Richard Bradford, John Sutherland

Very Short Introductions is a large series of small books published by the Oxford University Press. True to form, each individual item is a beginner's guide to some academically-inclined topic, as written by an expert in the field.

My opinion on this series has changed with time. At first, whenever I encountered these dumb runts in any library, I found their very presence insufferable. For a given topic you may already have an interest in, these all-too-brief books have a shallow depth, and can seem like distractions in better company. They felt more like book-shaped advertisements for the OUP, littered about the shelves like spam pamphlets, rather than comprehensive texts in their own right.

... but the nature of the internet sometimes means that, even if the sum of all human culture is out there, that doesn't mean it is organized and accessible. There are indeed times when you just want a beginner's look into a topic you have no other footing for, rather than diving right into the already-established texts of the field as if you've showed up late to a dinner party. These tiny little books, all in their signature duodecimo size, can seem quite tempting when the only other alternative might be a thick-and-expensive university textbook.

Individually, any one of these books are not worth the price of purchase. Yet as a series, the value of the whole is greater than the sum of its parts. It's uncanny that way, but I doubt anyone would ever dare to gain the full collection, especially since there are 700-plus of them!

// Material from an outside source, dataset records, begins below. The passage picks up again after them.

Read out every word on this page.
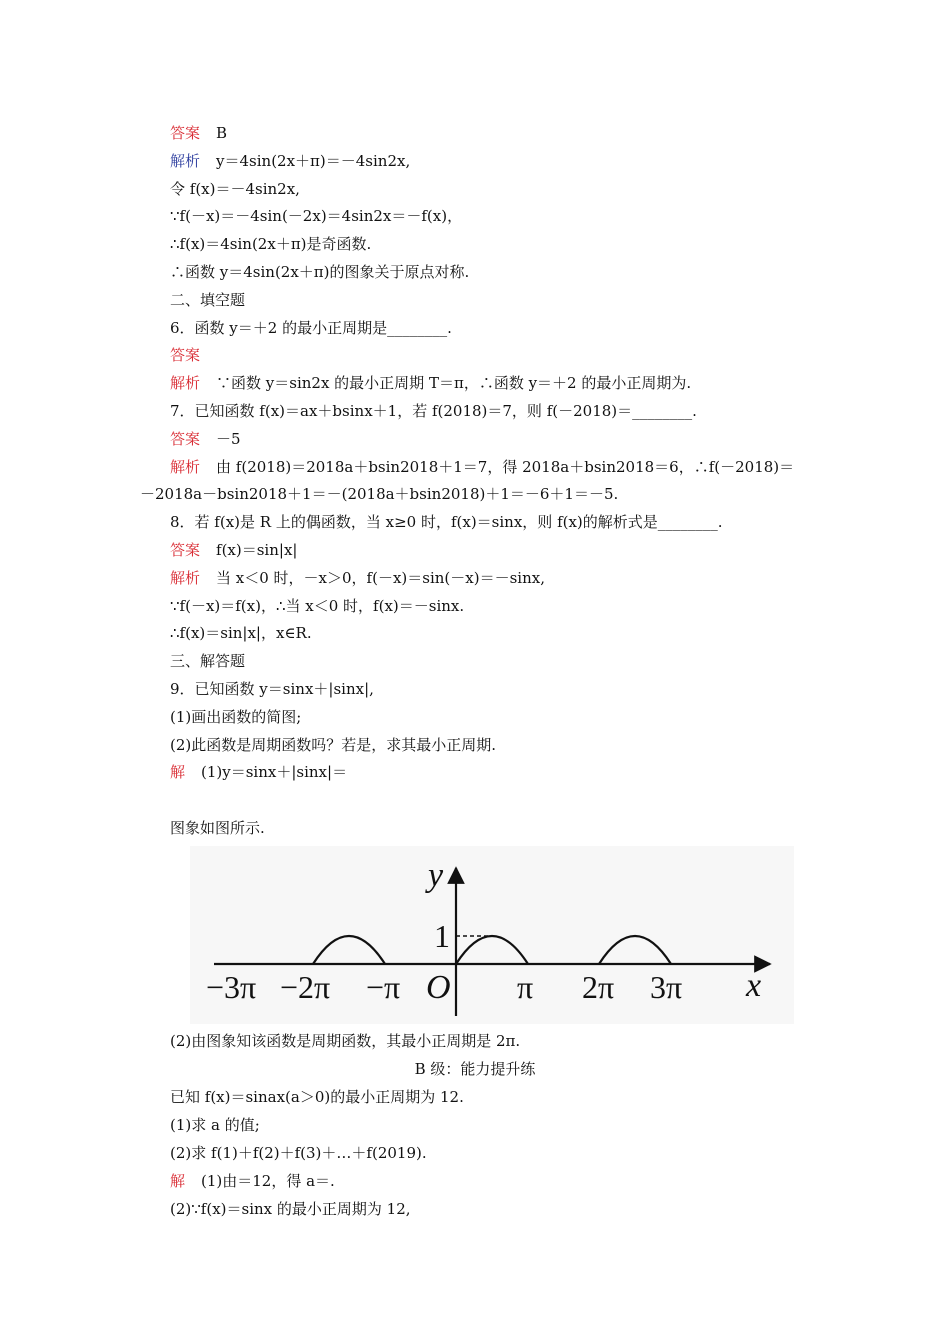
答案 B
解析 y＝4sin(2x＋π)＝－4sin2x,
令 f(x)＝－4sin2x,
∵f(－x)＝－4sin(－2x)＝4sin2x＝－f(x)，
∴f(x)＝4sin(2x＋π)是奇函数.
∴函数 y＝4sin(2x＋π)的图象关于原点对称.
二、填空题
6．函数 y＝＋2 的最小正周期是________.
答案
解析 ∵函数 y＝sin2x 的最小正周期 T＝π，∴函数 y＝＋2 的最小正周期为.
7．已知函数 f(x)＝ax＋bsinx＋1，若 f(2018)＝7，则 f(－2018)＝________.
答案 －5
解析 由 f(2018)＝2018a＋bsin2018＋1＝7，得 2018a＋bsin2018＝6，∴f(－2018)＝
－2018a－bsin2018＋1＝－(2018a＋bsin2018)＋1＝－6＋1＝－5.
8．若 f(x)是 R 上的偶函数，当 x≥0 时，f(x)＝sinx，则 f(x)的解析式是________.
答案 f(x)＝sin|x|
解析 当 x＜0 时，－x＞0，f(－x)＝sin(－x)＝－sinx,
∵f(－x)＝f(x)，∴当 x＜0 时，f(x)＝－sinx.
∴f(x)＝sin|x|，x∈R.
三、解答题
9．已知函数 y＝sinx＋|sinx|,
(1)画出函数的简图;
(2)此函数是周期函数吗？若是，求其最小正周期.
解 (1)y＝sinx＋|sinx|＝
图象如图所示.
y
1
O	x
−3π −2π −π	π 2π 3π
(2)由图象知该函数是周期函数，其最小正周期是 2π.
B 级：能力提升练
已知 f(x)＝sinax(a＞0)的最小正周期为 12.
(1)求 a 的值;
(2)求 f(1)＋f(2)＋f(3)＋…＋f(2019).
解 (1)由＝12，得 a＝.
(2)∵f(x)＝sinx 的最小正周期为 12,
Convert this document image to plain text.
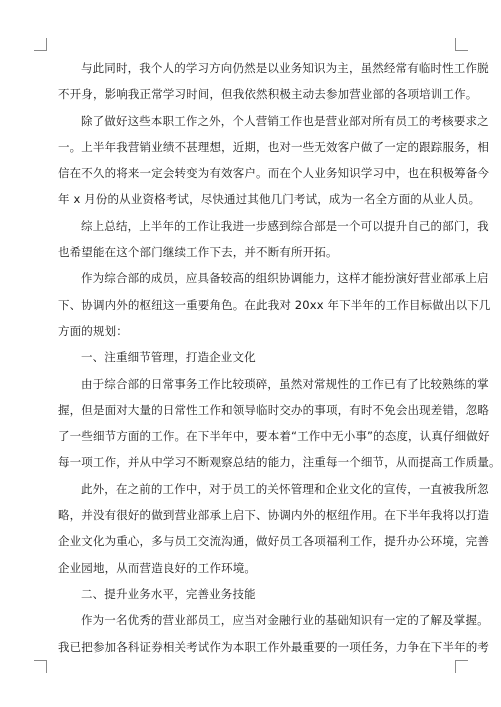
与此同时，我个人的学习方向仍然是以业务知识为主，虽然经常有临时性工作脱
不开身，影响我正常学习时间，但我依然积极主动去参加营业部的各项培训工作。
除了做好这些本职工作之外，个人营销工作也是营业部对所有员工的考核要求之
一。上半年我营销业绩不甚理想，近期，也对一些无效客户做了一定的跟踪服务，相
信在不久的将来一定会转变为有效客户。而在个人业务知识学习中，也在积极筹备今
年 x 月份的从业资格考试，尽快通过其他几门考试，成为一名全方面的从业人员。
综上总结，上半年的工作让我进一步感到综合部是一个可以提升自己的部门，我
也希望能在这个部门继续工作下去，并不断有所开拓。
作为综合部的成员，应具备较高的组织协调能力，这样才能扮演好营业部承上启
下、协调内外的枢纽这一重要角色。在此我对 20xx 年下半年的工作目标做出以下几
方面的规划：
一、注重细节管理，打造企业文化
由于综合部的日常事务工作比较琐碎，虽然对常规性的工作已有了比较熟练的掌
握，但是面对大量的日常性工作和领导临时交办的事项，有时不免会出现差错，忽略
了一些细节方面的工作。在下半年中，要本着“工作中无小事”的态度，认真仔细做好
每一项工作，并从中学习不断观察总结的能力，注重每一个细节，从而提高工作质量。
此外，在之前的工作中，对于员工的关怀管理和企业文化的宣传，一直被我所忽
略，并没有很好的做到营业部承上启下、协调内外的枢纽作用。在下半年我将以打造
企业文化为重心，多与员工交流沟通，做好员工各项福利工作，提升办公环境，完善
企业园地，从而营造良好的工作环境。
二、提升业务水平，完善业务技能
作为一名优秀的营业部员工，应当对金融行业的基础知识有一定的了解及掌握。
我已把参加各科证券相关考试作为本职工作外最重要的一项任务，力争在下半年的考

However, if I could make any criticism of the format, these are like a scientific-equivalent of cheap finger food: easy on the eyes and stomach, but they pass right through you, and soon right out of you entirely. Despite having sampled a good number of these, I find it difficult remembering any specifics from them. If the goal of these books is to promote better learning about their subjects, then on that note alone they are massive failures.

As far as the individual books in this series I have opinions on...

Crime Fiction by Richard Bradford

My first “VSI.” This was... not the thing I wanted, but at least it was context towards the thing I wanted. Though it would turn out, I didn't want even that, anyway.

Bestsellers by John Sutherland

I ventured to read this one after hearing the author speak on CBC Radio about the subject. As far the book itself goes, I found the chapters detailing the differences between the American and British publishing industries to be the most interesting. In almost Innisean fashion, slight differences in the setups of those continental industries greatly influenced what could and could not become a “bestselling” book in each sphere of media, creating differences in public reaction even when the same text was published in both realms at the same time.